Pas si bêtes !
Vinciane DESPRET, Que diraient les animaux, si… on leur posait les bonnes questions ?, La Découverte, coll. « Les empêcheurs de penser en rond », 2012
Philosophe à l’université de Liège, Vinciane Despret réfléchit et écrit depuis des années sur l’éthologie et les étranges liens que nous nouons, et eux avec nous, avec les animaux. Dans la même collection, elle a notamment publié Naissance d’une théorie éthologique. La danse du cratérope écaillé ou encore Quand le loup habitera avec l’agneau. Elle fut également l’une des organisatrices d’une extraordinaire exposition à la Grande Halle de la Villette de Paris en 2007 : Bêtes et Hommes, dont elle a publié le catalogue chez Gallimard. Il faut dire que Vinciane Despret a l’art de retourner la chaussette quand elle se penche sur les comportements animaliers. Ce faisant, c’est bien vite à nos propres comportements qu’elle s’attache, en particulier ceux des biologistes. De sorte que cet essai, Que dirait les animaux, si… on leur posait les bonnes questions ?, ne pouvait pas trouver meilleure collection que « Les empêcheurs de penser à rond » pour l’accueillir aux éditions La Découverte.
Les questions qui ouvrent les chapitres sont particulièrement éclairantes de la démarche de Vinciane Despret. Quelques exemples : Les singes savent-ils singer ? Avec qui les extraterrestres voudront-ils négocier ? La dominance des mâles ne serait-elle pas un mythe ? Existe-t-il des espèces tuables ? Les oiseaux font-ils de l’art ? Et jusqu’à un inattendu et un brin provocateur : Zoopholie : les chevaux devraient-ils consentir ? Structuré sous forme d’abécédaire, car les mots y jouent un rôle important, ce livre revisite de nombreuses expériences menées avec diverses espèces de singes bien sûr, mais met également en scène des vaches, des loups, des paons, des cochons, des perroquets, etc. Des domaines variés de la vie sont abordés comme la communication, le deuil, le travail, la sexualité, le mensonge, le savoir, la morale, la maltraitance, l’art, etc. Autant de thèmes approchés d’un point de vue scientifique, mais aussi philosophique et politique. L’éthique n’est pas absente, notamment quand est abordée la destinée de Gal-Ko, le cochon génétiquement modifié dans la perspective de réaliser des dons d’organes.

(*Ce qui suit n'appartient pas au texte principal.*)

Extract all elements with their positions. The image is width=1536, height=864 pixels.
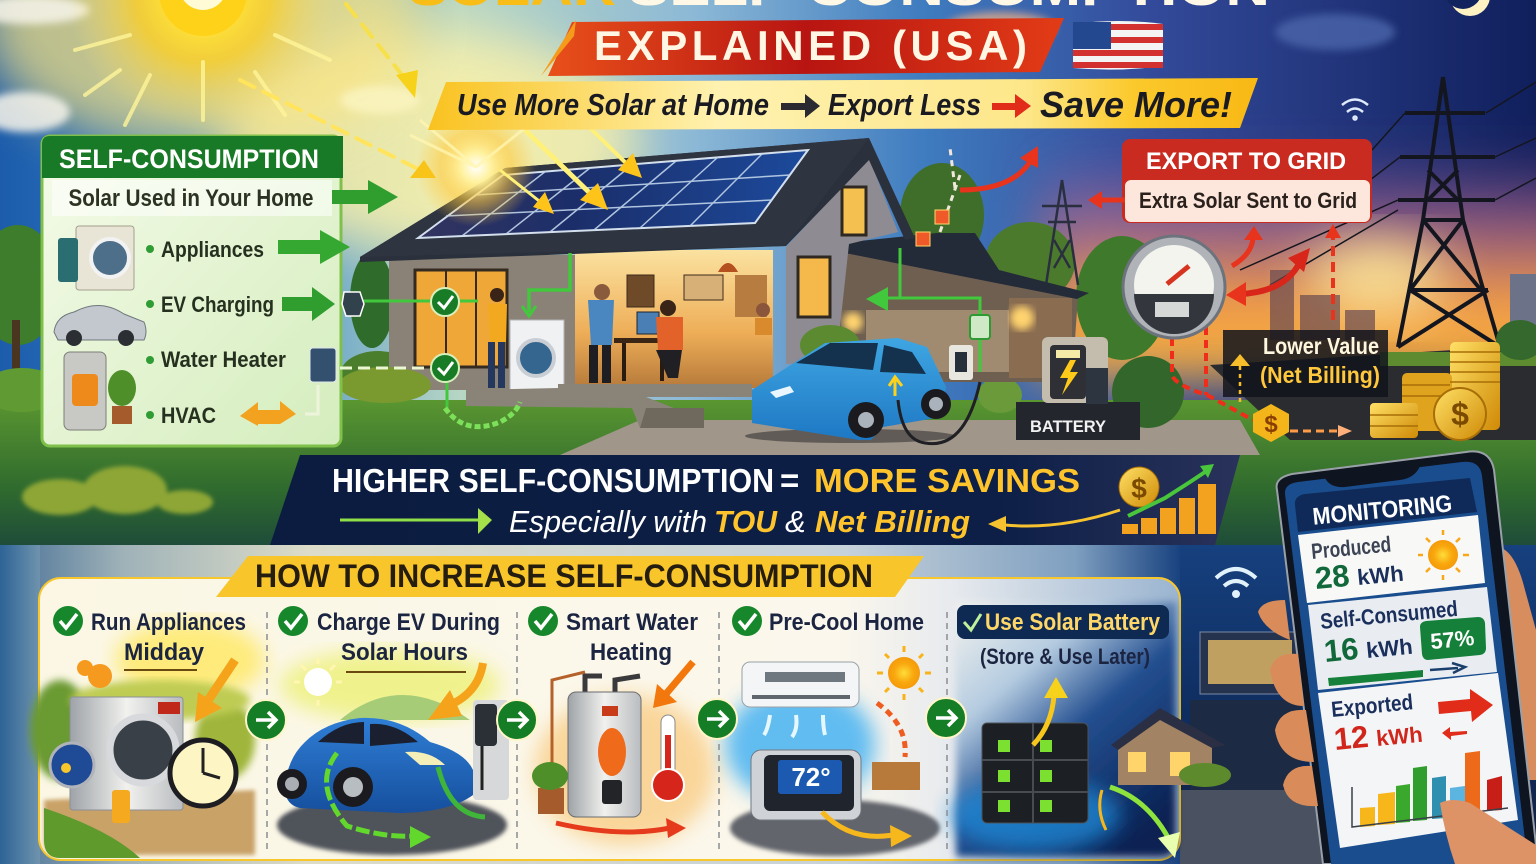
arrow: step 2 xyxy=(497,700,537,740)
icon: savings chart: $ xyxy=(1131,473,1147,504)
icon: orange sun cloud xyxy=(77,660,112,688)
icon: sun xyxy=(294,658,342,706)
sky background xyxy=(0,0,1536,440)
arrow: yellow left xyxy=(988,510,1120,532)
arrow: dashed ray 2 xyxy=(240,80,436,178)
icon: dollar hexagon: $ xyxy=(1264,411,1278,438)
arrow: green right xyxy=(340,508,492,534)
pill: use solar battery xyxy=(957,605,1169,639)
card: smart water heating xyxy=(528,606,715,845)
header: monitoring: MONITORING xyxy=(1311,490,1453,531)
right windows xyxy=(798,257,830,317)
small pylon xyxy=(1042,180,1082,285)
card: smart water heating: Heating xyxy=(590,639,672,666)
icon: blue car xyxy=(277,718,473,813)
roof xyxy=(360,138,915,262)
card: pre-cool home: Pre-Cool Home xyxy=(769,609,924,636)
driveway xyxy=(560,420,1260,455)
panel heading: self-consumption: SELF-CONSUMPTION xyxy=(59,144,319,174)
icon: ev charging glyph xyxy=(342,292,364,316)
icon: thermostat xyxy=(751,750,861,820)
list item: ev charging: EV Charging xyxy=(161,292,274,317)
arrow: export red xyxy=(1438,689,1493,722)
icon: check xyxy=(528,606,558,636)
hand behind phone xyxy=(1498,547,1536,780)
large pylon xyxy=(1240,77,1536,347)
trees left xyxy=(0,225,416,515)
finger: left 3 xyxy=(1283,766,1318,806)
meter gauge xyxy=(1123,236,1225,338)
arrow: to export less xyxy=(781,94,820,118)
arrow: orange down xyxy=(428,663,483,720)
card: produced xyxy=(1298,515,1485,603)
arrow: green path xyxy=(1100,787,1180,858)
bar chart xyxy=(1352,751,1508,827)
icon: washer xyxy=(70,697,183,810)
card: produced: Produced xyxy=(1310,531,1392,564)
panel heading: self-consumption xyxy=(42,136,343,178)
icon: sun with rays xyxy=(68,0,338,130)
city skyline xyxy=(1270,270,1375,340)
card: produced: kWh xyxy=(1356,561,1405,590)
icon: sun xyxy=(1418,530,1469,580)
open room xyxy=(575,250,773,388)
arrow: red under heater xyxy=(556,818,686,838)
clouds xyxy=(0,0,1395,132)
phone: monitoring xyxy=(1277,451,1536,864)
list item: hvac: HVAC xyxy=(161,403,216,428)
panel: self-consumption xyxy=(42,136,343,446)
icon: american flag xyxy=(1073,21,1163,70)
icon: check xyxy=(53,606,83,636)
icon: savings chart xyxy=(1119,464,1216,534)
subheading: extra solar sent to grid xyxy=(1125,180,1370,222)
heading: export to grid: EXPORT TO GRID xyxy=(1146,148,1346,175)
card: exported: kWh xyxy=(1375,722,1424,751)
arrow: solar ray 5 xyxy=(500,170,554,214)
icon: thermostat: 72° xyxy=(791,762,831,792)
arrow: yellow up xyxy=(1033,677,1068,745)
card: run appliances midday: Midday xyxy=(124,639,205,666)
panel: export to grid xyxy=(1122,139,1372,223)
banner: higher self-consumption: & xyxy=(785,504,806,539)
card: self-consumed: Self-Consumed xyxy=(1319,596,1459,634)
step dividers xyxy=(267,612,947,850)
card: exported xyxy=(1318,673,1518,848)
card: produced: 28 xyxy=(1313,558,1351,596)
card: self-consumed: kWh xyxy=(1365,634,1414,663)
arrow: yellow xyxy=(822,812,912,847)
porch and steps xyxy=(466,384,752,428)
callout: lower value xyxy=(1223,330,1388,402)
icon: check xyxy=(278,606,308,636)
solar panels xyxy=(418,150,808,238)
arrow: orange down xyxy=(195,660,235,722)
card: exported: Exported xyxy=(1330,689,1414,722)
arrows: step connectors xyxy=(246,698,966,740)
roof sun flare and rays xyxy=(240,4,642,227)
banner: use more solar: Save More! xyxy=(1040,84,1232,125)
icon: check xyxy=(732,606,762,636)
banner: higher self-consumption: Net Billing xyxy=(815,504,970,539)
finger: left 1 xyxy=(1270,654,1304,706)
hand holding phone xyxy=(1258,600,1536,864)
icon: wifi bottom xyxy=(1216,569,1256,596)
finger: left 2 xyxy=(1275,710,1314,762)
heading: how to increase self-consumption: HOW TO INCREASE SELF-CONSUMPTION xyxy=(255,558,873,594)
arrow: step 4 xyxy=(926,698,966,738)
right scene background xyxy=(1180,545,1536,864)
list item: water heater: Water Heater xyxy=(161,347,286,372)
card: self-consumed: 57% xyxy=(1429,625,1475,654)
icon: green check badge xyxy=(431,288,459,316)
list item: appliances xyxy=(58,226,264,290)
banner: use more solar: Use More Solar at Home xyxy=(457,87,769,122)
card: charge ev: Charge EV During xyxy=(317,609,500,636)
arrow: green cable xyxy=(327,753,485,848)
arrow: solar ray 4 xyxy=(590,128,642,178)
card: self-consumed: 16 xyxy=(1322,631,1360,669)
ev charger xyxy=(949,315,990,380)
icon: small house xyxy=(1111,708,1231,787)
icon: coin stacks: $ xyxy=(1451,396,1469,432)
battery: BATTERY xyxy=(1030,417,1107,436)
icon: charger xyxy=(473,700,509,800)
subheading: solar used in your home xyxy=(52,180,332,216)
banner: explained (usa): EXPLAINED (USA) xyxy=(594,22,1030,69)
arrow: solar ray 3 xyxy=(525,130,608,210)
right road xyxy=(1210,345,1536,440)
card: self-consumed xyxy=(1308,587,1497,690)
banner: higher self-consumption: HIGHER SELF-CONSUMPTION xyxy=(332,462,774,499)
list item: ev charging xyxy=(54,292,274,346)
icon: moon xyxy=(1444,0,1490,16)
icon: sun xyxy=(877,646,931,700)
background trees behind house xyxy=(900,163,1184,428)
banner: use more solar: Export Less xyxy=(828,87,981,122)
house illustration xyxy=(339,138,1089,428)
card: run appliances midday xyxy=(30,606,265,858)
arrows: self-consumption flows xyxy=(240,180,980,427)
arrow: step 3 xyxy=(697,699,737,739)
banner: higher self-consumption: = xyxy=(780,462,799,499)
banner: higher self-consumption: TOU xyxy=(714,504,779,539)
panel: how to increase xyxy=(30,556,1231,860)
card: run appliances midday: Run Appliances xyxy=(91,609,246,636)
icon: dollar hexagon xyxy=(1253,404,1289,442)
banner: explained (usa) xyxy=(541,18,1064,76)
arrow: dashed ray 1 xyxy=(346,4,418,98)
icon: dial xyxy=(50,743,94,787)
people xyxy=(488,284,772,388)
main wall xyxy=(389,255,575,390)
banner: higher self-consumption: MORE SAVINGS xyxy=(814,462,1080,499)
washing machine xyxy=(510,320,564,390)
icon: air conditioner xyxy=(742,662,859,707)
subheading: extra solar sent to grid: Extra Solar Sent to Grid xyxy=(1139,188,1357,213)
icon: coin stacks xyxy=(1370,342,1500,440)
title xyxy=(408,0,1270,16)
pill: use solar battery: Use Solar Battery xyxy=(985,609,1161,636)
bottom background xyxy=(0,545,1536,864)
banner: higher self-consumption xyxy=(270,455,1240,545)
icon: green check badge xyxy=(431,354,459,382)
left edge background xyxy=(0,545,40,864)
gable wall xyxy=(786,158,898,364)
icon: thermometer xyxy=(652,715,684,801)
icon: clock xyxy=(170,740,236,806)
icon: water heater xyxy=(552,672,641,817)
card: charge ev: Solar Hours xyxy=(341,639,468,666)
header: monitoring xyxy=(1295,478,1477,532)
battery xyxy=(1016,337,1140,440)
icon: battery stack xyxy=(982,723,1088,823)
subheading: solar used in your home: Solar Used in Your Home xyxy=(68,185,314,212)
arrow: step 1 xyxy=(246,700,286,740)
card: exported: 12 xyxy=(1332,719,1370,757)
banner: use more solar xyxy=(428,78,1258,130)
icon: plant xyxy=(532,762,568,814)
callout: lower value: (Net Billing) xyxy=(1260,362,1380,388)
list item: appliances: Appliances xyxy=(161,237,264,262)
list item: water heater xyxy=(64,347,286,430)
icon: wifi top right xyxy=(1342,100,1368,120)
card: pre-cool home xyxy=(725,606,940,856)
thumb: left xyxy=(1258,600,1290,640)
garage wing xyxy=(840,250,1078,382)
lawn background xyxy=(0,400,1536,550)
card: use solar battery: (Store & Use Later) xyxy=(980,644,1150,669)
banner: higher self-consumption: Especially with xyxy=(509,504,707,539)
arrows: export flows xyxy=(916,146,1352,437)
arrow: to save more xyxy=(992,94,1031,118)
arrow: orange down xyxy=(653,662,693,708)
card: charge ev xyxy=(277,606,509,855)
left window xyxy=(415,270,507,367)
card: smart water heating: Smart Water xyxy=(566,609,698,636)
callout: lower value: Lower Value xyxy=(1263,333,1379,359)
ev car centre xyxy=(745,338,980,444)
finger: pointing xyxy=(1440,800,1536,864)
arrow: small red xyxy=(1442,727,1467,740)
card: use solar battery xyxy=(950,602,1231,858)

La philosophe réhabilite en maintes occasions le savoir des amateurs, éleveurs, dresseurs, simples amoureux des animaux, trop souvent fondé sur l’anecdote aux yeux des scientifiques et taxé d’anthropomorphisme. Non sans malice, Vinciane Despret imagine son correspondant : l’académicocentrisme ! On sourit également lorsqu’elle décèle des relents de machisme dans certaines théories sur la domination des mâles élaborées par des biologistes… hommes. Parmi ses cibles, les recherches de Harry Harlowe fondées sur la séparation et la privation (de mère, de nourritures, de mâle dominant…) qu’elle démonte avec rage.
Vinciane Despret met également en avant l’importance des mots utilisés pour parler des animaux, des mots qui sont tout sauf innocents et qui orientent notre perception du monde animal vers des significations particulières et fécondent des narrations spécifiques, parfois éloignées d’une autre version qu’aurait inspirée le choix d’un autre mot. Ainsi, le mot dominance contraint un autre scénario que, par exemple, prestige ou charisme. Elle nous explique, non sans pertinence, qu’il y a plusieurs manières de faire science, de faire histoire.
Soulignons au passage qu’elle rend hommage à nombre de chercheurs qui l’ont aidée dans sa compréhension du monde animal et qui ont toujours été attentifs aux biais éventuels de leurs expérimentations. On pense notamment à cette éthologue autiste américaine, Temple Grandin, qui a appris à décoder l’intelligence visuelle des bovins à tel point que les propriétaires des grands élevages outre-Atlantique font appel à ses services quand leurs bêtes ont des comportements inhabituels et perturbants pour la bonne marche de leurs exploitations. Il y a aussi ces approches de la sociologue Catherine Rémy qui a montré comment nous pouvions « désanimaliser » l’animal quand il s’agit d’évoquer sa mort en masse. Ou encore sa complice Jocelyne Porcher avec laquelle elle a écrit l’étonnant Etre bête, publié en 2007 chez Actes Sud.
On peut vous garantir une chose : quand vous sortirez de ce livre, votre regard sur l’animal aura changé mais, plus encore, celui sur les hommes, sur vous-même et vous aborderez votre quotidien d’une autre tout autre manière, car vous aurez été stimulé à vous poser… les bonnes questions.